The Wall Street Journal reports that, “supplies of substrates used in some of the most advanced chips are particularly tight, and some industry specialists said they could remain in short supply for years.”

At Zhuhai Access Semiconductor, a substrate manufacturer, chief business development officer Nicholas Stukan said that, “right now, all you have to do is say you manufacture substrates, and you get business — it’s insane.”

Intel chief executive Pat Gelsinger, who mentioned the substrate shortage for the first time in an earnings call this year, expects “the chip crunch to last into 2023 as the chip industry, including substrate suppliers, boost capacity.”

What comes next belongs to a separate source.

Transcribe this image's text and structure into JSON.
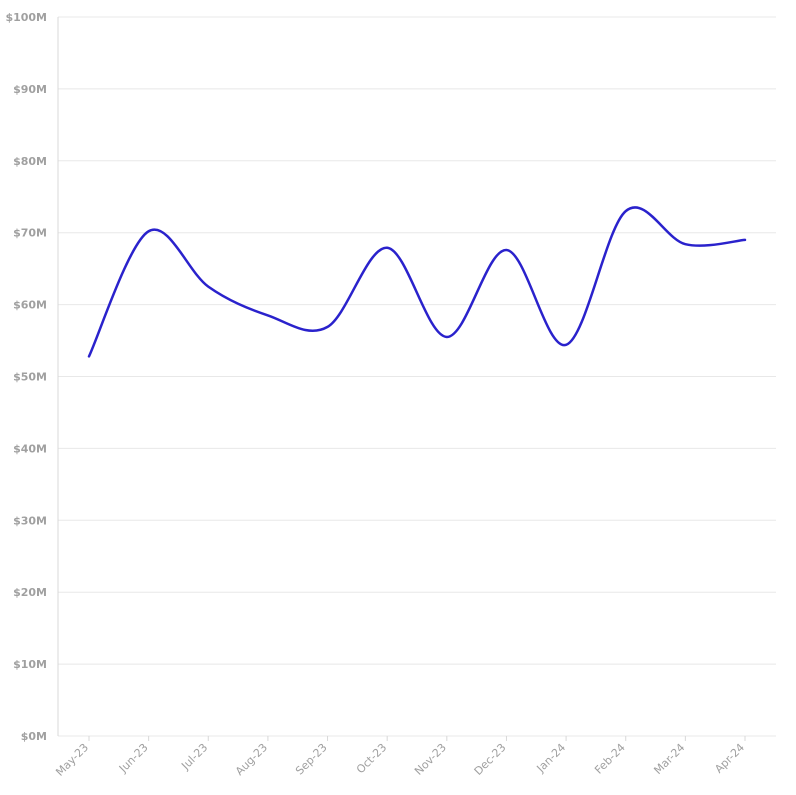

Semiconductors require substrates “because the ultrathin wiring that comes out of chips can’t tolerate a direct soldered connection to a circuit board.” Substrates offer “thin copper wire … [that] help transmit user instructions to a computer’s chips and relay the answers.”

Unimicron Technology, Ibiden, and Samsung Electro-Mechanics are some of the companies (mostly in Asia) that make substrates, which “are less sophisticated than the ultra-pricey machinery needed to make the glamorous parts of the most advanced chips.”

At TechSearch International, which consults on substrates, president Jan Vardaman reported that, “while substrates have become more complex and important in chip performance over time, chip makers have long pressured substrate suppliers to keep prices low … [which has] limited investments in adding substrate production capacity.”

As a result, “major chip companies are … placing orders far in advance and prepaying so that substrate companies have ample cash to build more factories … [and] some are committing to buying the entire supply of new production lines to give their suppliers confidence to invest.” Nvidia chief executive Jensen Huang and AMD chief executive Lisa Su said they are making efforts to “secure capacity,” while Intel’s Gelsinger stated that the company is “using its factories to help with portions of the substrate manufacturing process.”

Among substrate manufacturers, Zhuhai Access is building a nearly 2-million square foot plant near Macao; Japan’s Ibiden “plans to replace a plant in Ogaki with one slated to begin production in 2023” at the cost of about $1.6 billion; and Taiwan’s Nan Ya PCB Corp. plans to finish expansion “of advanced substrate manufacturing” near Tapei, entering mass production by 2023. Austria Technologie & Systemtechnik also plans to build a Malaysia-based $1 billion factor for substrates and circuit boards, slated to open in 2024.

According to Vardaman, some substrate manufacturers have raised prices. She expects “supply and demand for advanced substrates used in central-processing units and other powerful chips will continue to widen,” with a need for an additional 40 million square feet of advanced substrate manufacturing space by 2025.